As described above, in the present invention, even if the construction accuracy of each shield tunnel 4 is somewhat low, it can be compensated for by widening and narrowing the formation range of the reinforcing layer 5, so there is no need to construct shield tunnels with high precision as in the conventional case.

Further, when constructing the reinforcing layer 5, if an auxiliary method such as rock bolts is used in combination, the connecting portions of each reinforcing layer 5 can be connected more strongly.

<C> Excavation (Figure 4) Once the construction work of the outer shell 6 has been improved, the interior of the outer shell 6 is excavated.

At this time, the vertical shaft 1.2 shown in the 11th ffl will be used as a space for excavating and discharging soil.

<2> - Method lining (Fig. 4) A primary lining 7 such as shotcrete is applied to the inner surface of the outer shell 6 exposed by the excavation.

This prevents the outer shell 6 from collapsing during excavation.

Note that the primary cover may be omitted depending on conditions such as the cross-sectional diameter and cross-sectional shape of the outer shell 6.

<E> Lining (Fig. 5) After the excavation work inside the outer shell 6 is completed, lining concrete 8 is poured over the entire inner peripheral surface of the outer shell 6 to obtain a large underground space.

<Other Examples> Although the above embodiment describes the case where the shield tunnel 4 is constructed using the shield construction method, the tunnel may be constructed using the thrust construction method.

Further, in the above embodiment, the case where the cross-sectional shape is a horizontally long ellipse has been described, but the large space can be constructed in any shape such as a circle or a rectangle.

<Effects of the Present Invention> Since the present invention is as described above, the following effects can be obtained.

<B> By connecting independent tunnels with an improved layer, a continuous outer shell can be constructed.

Therefore, high precision is not required in the construction of each tunnel.

〈口〉 Since excavation is carried out after constructing a continuous shell, the safety of excavation work is further improved.

Furthermore, by using the spraying method in combination, reliability against collapse when the underground space is opened is further improved.

<C> Compared to the conventional method of constructing many tunnels adjacent to each other, the number of tunnels can be reduced.

Therefore, it is advantageous in terms of construction period and construction cost compared to conventional construction methods.

<2> The interior space of each tunnel can be used as space for piping, wiring, and drainage channels.

[Brief explanation of drawings]

Figure 1: An explanatory diagram of an embodiment of the present invention, showing a cross-sectional view of the underground part.

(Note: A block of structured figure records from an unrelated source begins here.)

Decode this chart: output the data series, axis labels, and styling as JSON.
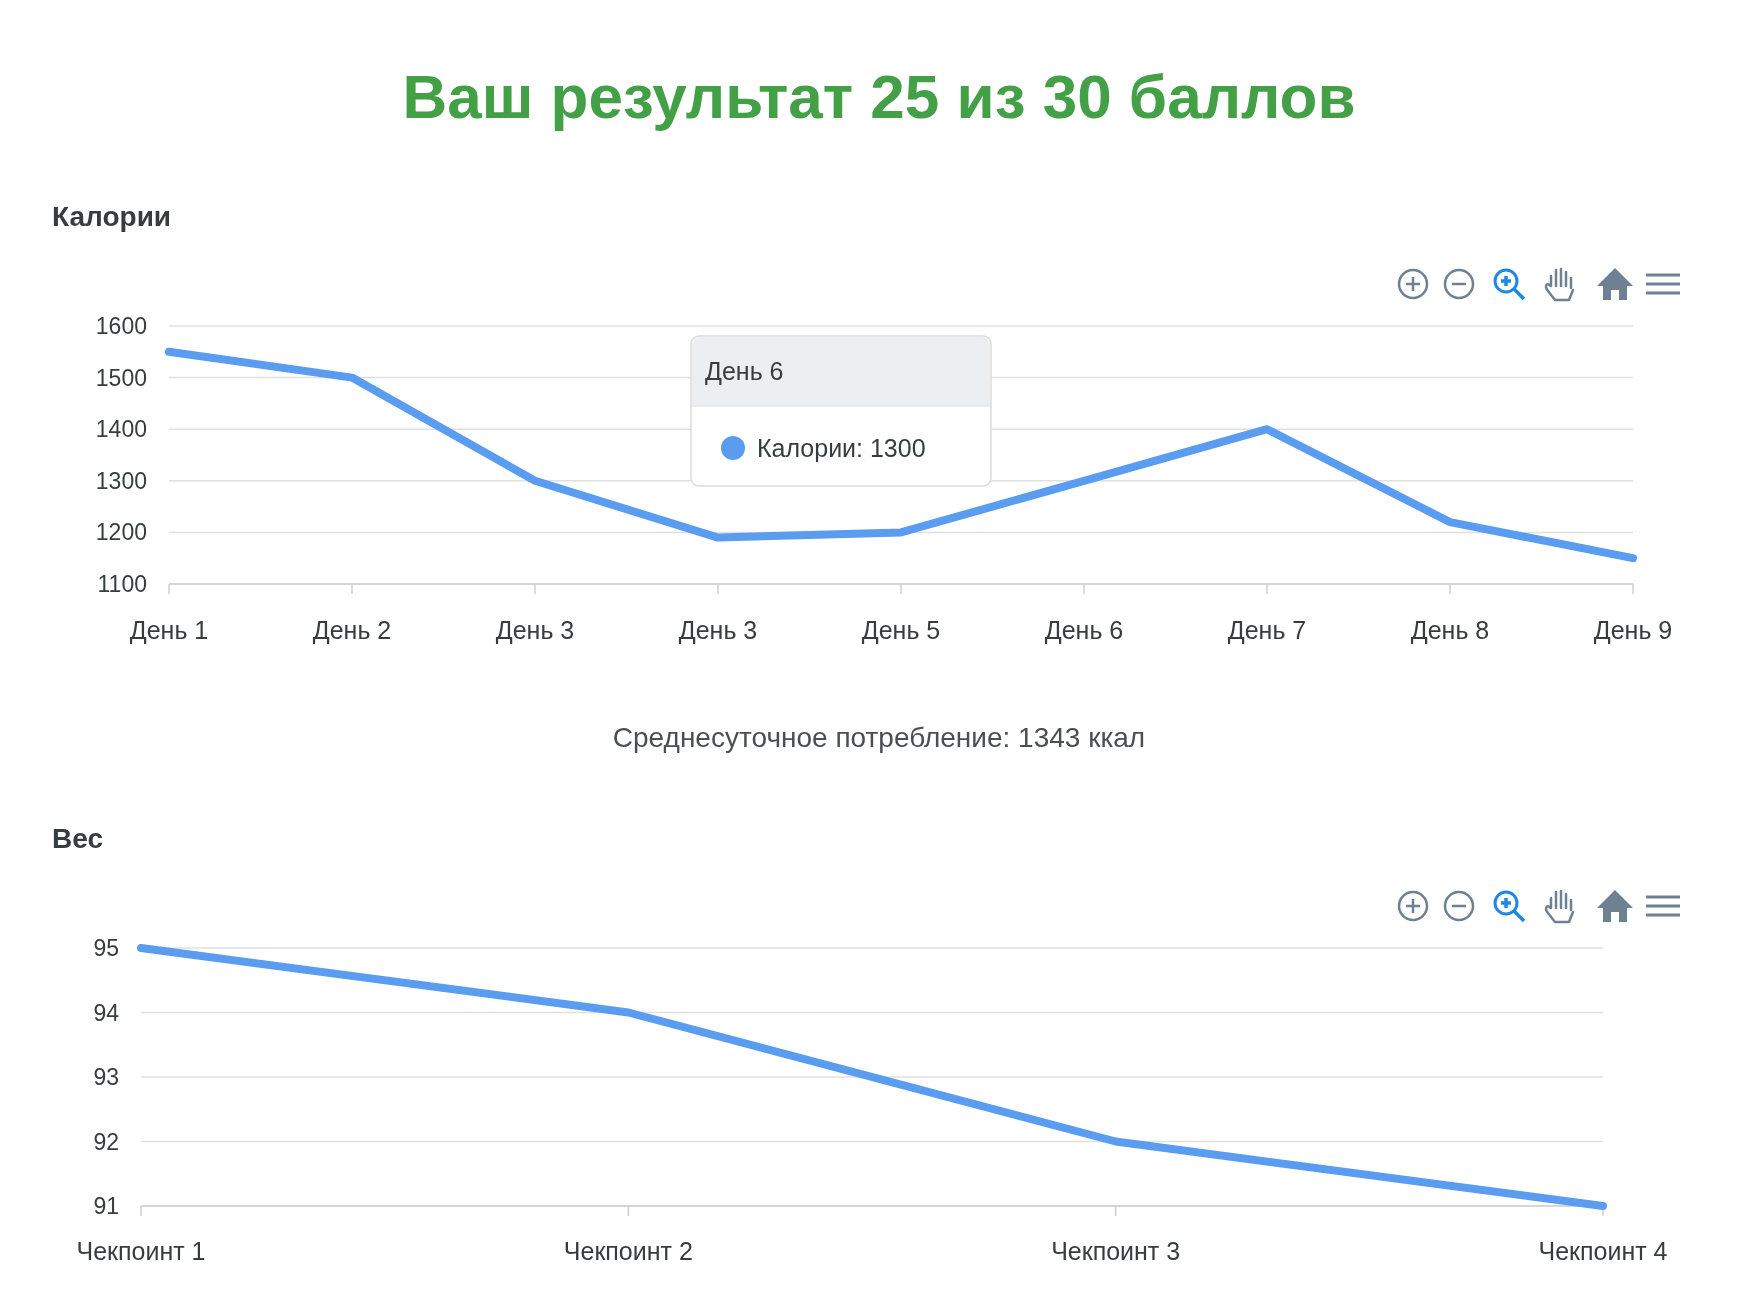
{
  "chart_data": [
    {
      "type": "line",
      "title": "Ваш результат 25 из 30 баллов",
      "subtitle": "Калории",
      "categories": [
        "День 1",
        "День 2",
        "День 3",
        "День 3",
        "День 5",
        "День 6",
        "День 7",
        "День 8",
        "День 9"
      ],
      "series": [
        {
          "color": "#5a9cf0",
          "values": [
            1550,
            1500,
            1300,
            1190,
            1200,
            1300,
            1400,
            1220,
            1150
          ]
        }
      ],
      "ylim": [
        1100,
        1600
      ],
      "yticks": [
        1100,
        1200,
        1300,
        1400,
        1500,
        1600
      ],
      "grid": "y",
      "marker": "none",
      "line_style": "solid",
      "annotations": [
        "Среднесуточное потребление: 1343 ккал",
        "День 6",
        "Калории: 1300"
      ]
    },
    {
      "type": "line",
      "title": "Вес",
      "categories": [
        "Чекпоинт 1",
        "Чекпоинт 2",
        "Чекпоинт 3",
        "Чекпоинт 4"
      ],
      "series": [
        {
          "color": "#5a9cf0",
          "values": [
            95,
            94,
            92,
            91
          ]
        }
      ],
      "ylim": [
        91,
        95
      ],
      "yticks": [
        91,
        92,
        93,
        94,
        95
      ],
      "grid": "y",
      "marker": "none",
      "line_style": "solid"
    }
  ]
}
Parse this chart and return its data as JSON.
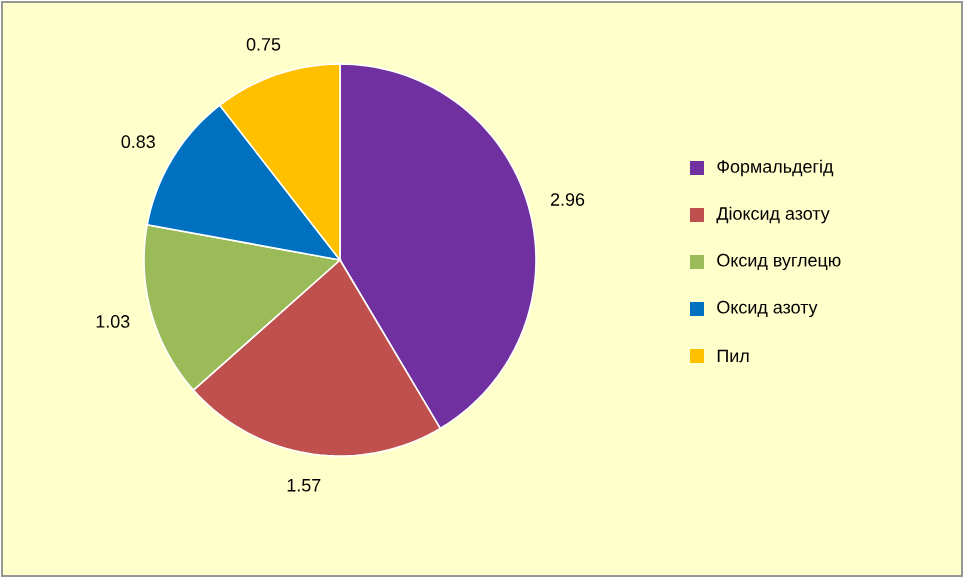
{
  "chart_data": {
    "type": "pie",
    "categories": [
      "Формальдегід",
      "Діоксид азоту",
      "Оксид вуглецю",
      "Оксид азоту",
      "Пил"
    ],
    "values": [
      2.96,
      1.57,
      1.03,
      0.83,
      0.75
    ],
    "colors": [
      "#7030a0",
      "#c0504d",
      "#9bbb59",
      "#0070c0",
      "#ffc000"
    ],
    "data_labels": true,
    "legend": "right"
  }
}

Figure 2: A cross-sectional view of the outer shell constructed around a large underground space. Figure 3: A method of constructing the outer shell. Figure 4: Cross-sectional view of the outer shell showing the excavation process inside the shell Figure 5: Cross-sectional view of the large underground space where construction has been completed National policy 2 Figure 3 Figure 4

Claims (1)

[Claims] (1) Construct a shaft that reaches both ends of the large underground space to be constructed, construct multiple independent preceding tunnels from within the shaft along the perimeter of the large underground space to be constructed, and The ground is improved, and then each of the above-mentioned improved ground is excavated to construct a trailing tunnel, and the ground around the trailing tunnel is improved to form an improved layer that is integrated with the leading tunnel, and multiple tunnels and A construction method for large underground spaces that involves excavating the inside of the outer shell, which is made up of reinforcing layers that connect each tunnel, and then lining the inner surface of the outer shell.